Detroit welterweight Ron Harris last week accused former major league pitcher Dean Chance, now an Ohio light promoter, of offering him money to lose a match against Ohio welterweight champ Bobby Haymon. Not at all, says Chance; the extra $300 was simply insurance in the unlikely event that Harris should lose. Harris was unconvinced. The case was brought to Michigan State Boxing Commissioner Chuck Davey to see if the offer constituted a bribe. Davey agreed it was a mite peculiar, but concluded it was all a misunderstanding. At weeks end Harris was still incensed, feeling that he had been accused of lying. On the other hand, Cleveland's boxing commission thought the arrangement was peculiar enough to outlaw all future "if come" contracts that offer a premium for losing.

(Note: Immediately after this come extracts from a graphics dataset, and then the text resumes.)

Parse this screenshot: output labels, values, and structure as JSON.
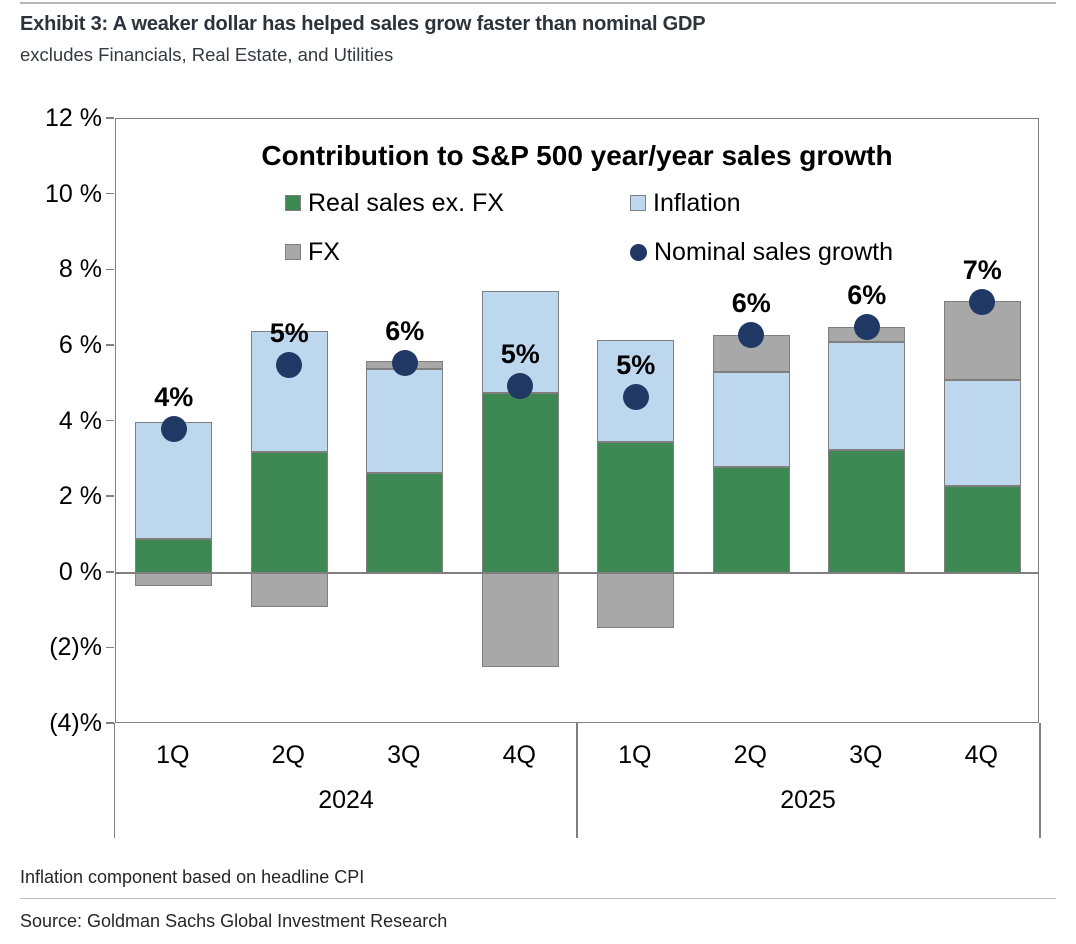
{
  "header": {
    "title": "Exhibit 3: A weaker dollar has helped sales grow faster than nominal GDP",
    "subtitle": "excludes Financials, Real Estate, and Utilities"
  },
  "footnotes": {
    "note": "Inflation component based on headline CPI",
    "source": "Source: Goldman Sachs Global Investment Research"
  },
  "chart_data": {
    "type": "bar",
    "stacked": true,
    "title": "Contribution to S&P 500 year/year sales growth",
    "categories": [
      "1Q",
      "2Q",
      "3Q",
      "4Q",
      "1Q",
      "2Q",
      "3Q",
      "4Q"
    ],
    "year_groups": [
      {
        "label": "2024",
        "span": 4
      },
      {
        "label": "2025",
        "span": 4
      }
    ],
    "series": [
      {
        "name": "Real sales ex. FX",
        "type": "bar",
        "color": "#3e8853",
        "values": [
          0.9,
          3.2,
          2.65,
          4.75,
          3.45,
          2.8,
          3.25,
          2.3
        ]
      },
      {
        "name": "Inflation",
        "type": "bar",
        "color": "#bdd7ee",
        "values": [
          3.1,
          3.2,
          2.75,
          2.7,
          2.7,
          2.5,
          2.85,
          2.8
        ]
      },
      {
        "name": "FX",
        "type": "bar",
        "color": "#a8a8a8",
        "values": [
          -0.35,
          -0.9,
          0.2,
          -2.5,
          -1.45,
          1.0,
          0.4,
          2.1
        ]
      },
      {
        "name": "Nominal sales growth",
        "type": "point",
        "color": "#1f3864",
        "values": [
          3.8,
          5.5,
          5.55,
          4.95,
          4.65,
          6.3,
          6.5,
          7.15
        ]
      }
    ],
    "point_labels": [
      "4%",
      "5%",
      "6%",
      "5%",
      "5%",
      "6%",
      "6%",
      "7%"
    ],
    "y_axis": {
      "min": -4,
      "max": 12,
      "tick_step": 2,
      "ticks": [
        {
          "value": 12,
          "label": "12 %"
        },
        {
          "value": 10,
          "label": "10 %"
        },
        {
          "value": 8,
          "label": "8 %"
        },
        {
          "value": 6,
          "label": "6 %"
        },
        {
          "value": 4,
          "label": "4 %"
        },
        {
          "value": 2,
          "label": "2 %"
        },
        {
          "value": 0,
          "label": "0 %"
        },
        {
          "value": -2,
          "label": "(2)%"
        },
        {
          "value": -4,
          "label": "(4)%"
        }
      ]
    },
    "grid": false,
    "legend_position": "top-inside",
    "bar_border_color": "#7f7f7f",
    "axis_color": "#808080"
  }
}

Long hair apparently runs in the Trudeau family. Serge Trudeau, the 21-year-old cousin of Canada's Prime Minister, was riding a bicycle in Key West recently when he was stopped by a policeman and cited for not having a light. "This never would have happened if I didn't have long hair," said young Trudeau, who added that he would certainly never recommend the Keys as a vacation spot to his cousin Pierre. No matter. Serge was later acquitted of the charge.
Eleven-year-old John F. Kennedy Jr. stopped off with a friend, Erie Van Hugley, in the dugout at Shea Stadium last week for some expert advice from Willie Mays.